At home I use a Cisco 877 router as my internet gateway. I have found that it is so much more reliable then any of these cheap Chinese routers that you can buy and currently has an uptime of about 6 months. I use the access control lists extensively so that it only accepts mail from my mailhost (rollernet.us), accepts any traffic from my workplaces ip address, and keeps a log of all traffic that passes, or attempts to pass, in and out. I use kiwi syslog and kiwi logviewer to keep track of these logs and usually peruse them once a week to make sure nothing strange is going on.
In the past I have used MS TMG configured as a VM which filtered all the traffic and did AV scanning e.t.c but I found that it had an adverse effect on my gaming for some reason.

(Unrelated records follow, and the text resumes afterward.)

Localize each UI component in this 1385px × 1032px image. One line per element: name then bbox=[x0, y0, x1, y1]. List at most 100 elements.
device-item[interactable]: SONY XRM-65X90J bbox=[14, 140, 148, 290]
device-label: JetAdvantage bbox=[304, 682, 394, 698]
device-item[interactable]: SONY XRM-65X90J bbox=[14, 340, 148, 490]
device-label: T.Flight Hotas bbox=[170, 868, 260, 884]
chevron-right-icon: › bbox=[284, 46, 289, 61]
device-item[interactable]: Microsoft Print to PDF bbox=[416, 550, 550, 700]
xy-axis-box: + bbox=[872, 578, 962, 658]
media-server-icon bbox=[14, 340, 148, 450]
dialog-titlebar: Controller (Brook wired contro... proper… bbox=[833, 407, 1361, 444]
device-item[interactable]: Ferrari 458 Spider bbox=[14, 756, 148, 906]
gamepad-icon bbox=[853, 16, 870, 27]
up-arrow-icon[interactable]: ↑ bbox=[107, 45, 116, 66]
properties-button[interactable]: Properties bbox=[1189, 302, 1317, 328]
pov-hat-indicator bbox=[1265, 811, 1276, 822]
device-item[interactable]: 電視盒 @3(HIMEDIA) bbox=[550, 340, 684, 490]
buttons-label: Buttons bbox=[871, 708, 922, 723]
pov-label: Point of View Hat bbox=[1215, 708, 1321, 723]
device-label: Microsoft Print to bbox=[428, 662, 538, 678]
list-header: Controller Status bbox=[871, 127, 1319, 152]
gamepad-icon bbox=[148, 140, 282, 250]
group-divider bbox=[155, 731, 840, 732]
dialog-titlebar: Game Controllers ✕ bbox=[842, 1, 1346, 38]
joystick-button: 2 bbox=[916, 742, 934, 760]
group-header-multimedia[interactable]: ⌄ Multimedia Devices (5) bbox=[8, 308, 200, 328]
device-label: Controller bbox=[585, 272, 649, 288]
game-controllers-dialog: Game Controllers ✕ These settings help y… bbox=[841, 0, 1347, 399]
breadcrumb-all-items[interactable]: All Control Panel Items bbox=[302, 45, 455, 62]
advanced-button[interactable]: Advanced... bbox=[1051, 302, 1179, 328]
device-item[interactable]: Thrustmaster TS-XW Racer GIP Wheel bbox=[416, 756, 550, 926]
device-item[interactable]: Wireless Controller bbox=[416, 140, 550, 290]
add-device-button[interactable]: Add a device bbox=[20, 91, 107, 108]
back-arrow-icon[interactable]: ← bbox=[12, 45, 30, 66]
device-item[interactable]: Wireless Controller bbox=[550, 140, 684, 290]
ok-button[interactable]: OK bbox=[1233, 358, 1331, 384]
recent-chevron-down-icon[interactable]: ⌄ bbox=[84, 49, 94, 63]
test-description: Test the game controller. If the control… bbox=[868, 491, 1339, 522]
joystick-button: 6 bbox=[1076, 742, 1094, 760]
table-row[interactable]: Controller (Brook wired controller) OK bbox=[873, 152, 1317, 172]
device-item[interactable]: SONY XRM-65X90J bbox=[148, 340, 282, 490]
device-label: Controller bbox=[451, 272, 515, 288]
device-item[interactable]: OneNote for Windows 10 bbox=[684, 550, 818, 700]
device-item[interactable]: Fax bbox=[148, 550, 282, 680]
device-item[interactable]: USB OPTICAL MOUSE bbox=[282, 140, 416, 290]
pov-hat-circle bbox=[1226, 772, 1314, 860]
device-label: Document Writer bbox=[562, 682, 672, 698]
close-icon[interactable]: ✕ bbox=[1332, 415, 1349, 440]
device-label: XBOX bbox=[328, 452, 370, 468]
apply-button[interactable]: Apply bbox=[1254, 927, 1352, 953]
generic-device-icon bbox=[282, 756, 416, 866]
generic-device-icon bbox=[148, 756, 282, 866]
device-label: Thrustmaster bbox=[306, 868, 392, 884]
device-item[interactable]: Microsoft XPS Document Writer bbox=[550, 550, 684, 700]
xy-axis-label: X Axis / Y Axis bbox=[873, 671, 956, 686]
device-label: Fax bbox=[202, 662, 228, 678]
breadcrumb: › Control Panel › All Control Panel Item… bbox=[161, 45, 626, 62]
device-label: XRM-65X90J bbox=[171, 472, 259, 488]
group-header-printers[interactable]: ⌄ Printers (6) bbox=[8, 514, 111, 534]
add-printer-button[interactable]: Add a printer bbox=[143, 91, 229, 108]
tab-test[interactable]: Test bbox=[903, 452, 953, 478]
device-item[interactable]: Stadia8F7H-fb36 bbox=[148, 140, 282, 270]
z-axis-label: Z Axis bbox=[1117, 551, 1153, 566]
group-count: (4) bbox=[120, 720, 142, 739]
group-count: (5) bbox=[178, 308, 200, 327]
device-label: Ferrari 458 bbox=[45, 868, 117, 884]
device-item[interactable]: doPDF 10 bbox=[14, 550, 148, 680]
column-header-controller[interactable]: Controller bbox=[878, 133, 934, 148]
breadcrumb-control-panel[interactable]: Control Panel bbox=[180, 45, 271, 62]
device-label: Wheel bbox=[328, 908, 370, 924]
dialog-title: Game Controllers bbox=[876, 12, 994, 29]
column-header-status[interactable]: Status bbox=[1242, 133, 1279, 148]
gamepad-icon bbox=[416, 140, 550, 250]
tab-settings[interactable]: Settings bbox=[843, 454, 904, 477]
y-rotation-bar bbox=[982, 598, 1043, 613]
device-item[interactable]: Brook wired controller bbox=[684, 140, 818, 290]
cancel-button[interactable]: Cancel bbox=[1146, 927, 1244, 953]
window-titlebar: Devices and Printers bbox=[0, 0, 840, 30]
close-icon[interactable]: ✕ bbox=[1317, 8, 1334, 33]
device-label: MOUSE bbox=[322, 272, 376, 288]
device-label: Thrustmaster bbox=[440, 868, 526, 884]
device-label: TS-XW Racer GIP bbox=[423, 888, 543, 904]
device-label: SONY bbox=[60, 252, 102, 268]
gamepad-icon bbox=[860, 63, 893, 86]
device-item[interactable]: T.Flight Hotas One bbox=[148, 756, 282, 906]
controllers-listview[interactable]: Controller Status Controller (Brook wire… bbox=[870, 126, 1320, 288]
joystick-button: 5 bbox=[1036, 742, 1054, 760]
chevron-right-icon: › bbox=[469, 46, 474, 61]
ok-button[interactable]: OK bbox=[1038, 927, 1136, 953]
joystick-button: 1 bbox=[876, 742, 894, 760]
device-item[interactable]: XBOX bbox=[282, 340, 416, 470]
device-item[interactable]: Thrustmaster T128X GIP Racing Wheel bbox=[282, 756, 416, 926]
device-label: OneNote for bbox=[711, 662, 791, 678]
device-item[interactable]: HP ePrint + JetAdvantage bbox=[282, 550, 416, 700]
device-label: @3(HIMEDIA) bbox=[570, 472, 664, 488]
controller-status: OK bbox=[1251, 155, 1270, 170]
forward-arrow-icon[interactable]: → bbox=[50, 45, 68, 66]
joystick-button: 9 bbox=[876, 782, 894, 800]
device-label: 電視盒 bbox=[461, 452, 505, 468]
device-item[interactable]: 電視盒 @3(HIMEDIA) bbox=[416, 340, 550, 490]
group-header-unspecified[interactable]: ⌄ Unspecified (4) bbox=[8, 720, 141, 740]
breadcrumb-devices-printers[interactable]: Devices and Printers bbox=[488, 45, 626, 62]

Technically speaking it should have been fine but for some reason it would cause me massive lag. I also used to use Untangle when I was running VMWare on my server but now I have Hyper V I find that Untangle is really unstable so I’ve gone back to not having any kind of Unified Threat Management solution. I may change it sometime so that my current ISA 2006 server is also acting as a firewall as well as an RRAS server but my main reason for having a separate software firewall is for the antivirus scanning so I don’t think I will go down this path.
I also have a Buffalo Terastation with 4 250 Gig disks configured in RAID 5 configuration. This is used mainly for backup as I find that its too slow for much else. It does have a gigabit nic but I find that the transfer speeds are just too slow…something like 5MB a sec when they really should be around 40 – 50 which is the speed I get across the rest of my network when transferring files.
Finally, I have my main server configured to shutdown every night automatically. I just have a scheduled task that runs a batch file that contains the line
shutdown –s –t 0
All my VM’s suspend themselves and happily go to sleep until 6 in the morning when the bios in the server is set to wake itself up. The VM’s are set to power on when the server powers on so everything is ready to go when I wake up while still saving power by not running all night for no reason. All my email is queued up at rollernet.us so that it doesn’t bounce overnight, and is all downloaded once communication is re-established with exchange in SBS.
All in all it’s a tidy solution that doesn’t take up loads of space, is reasonably power efficient, is quiet as there aren’t loads of pc’s doing different things and lets me try out new systems with a minimum of fuss.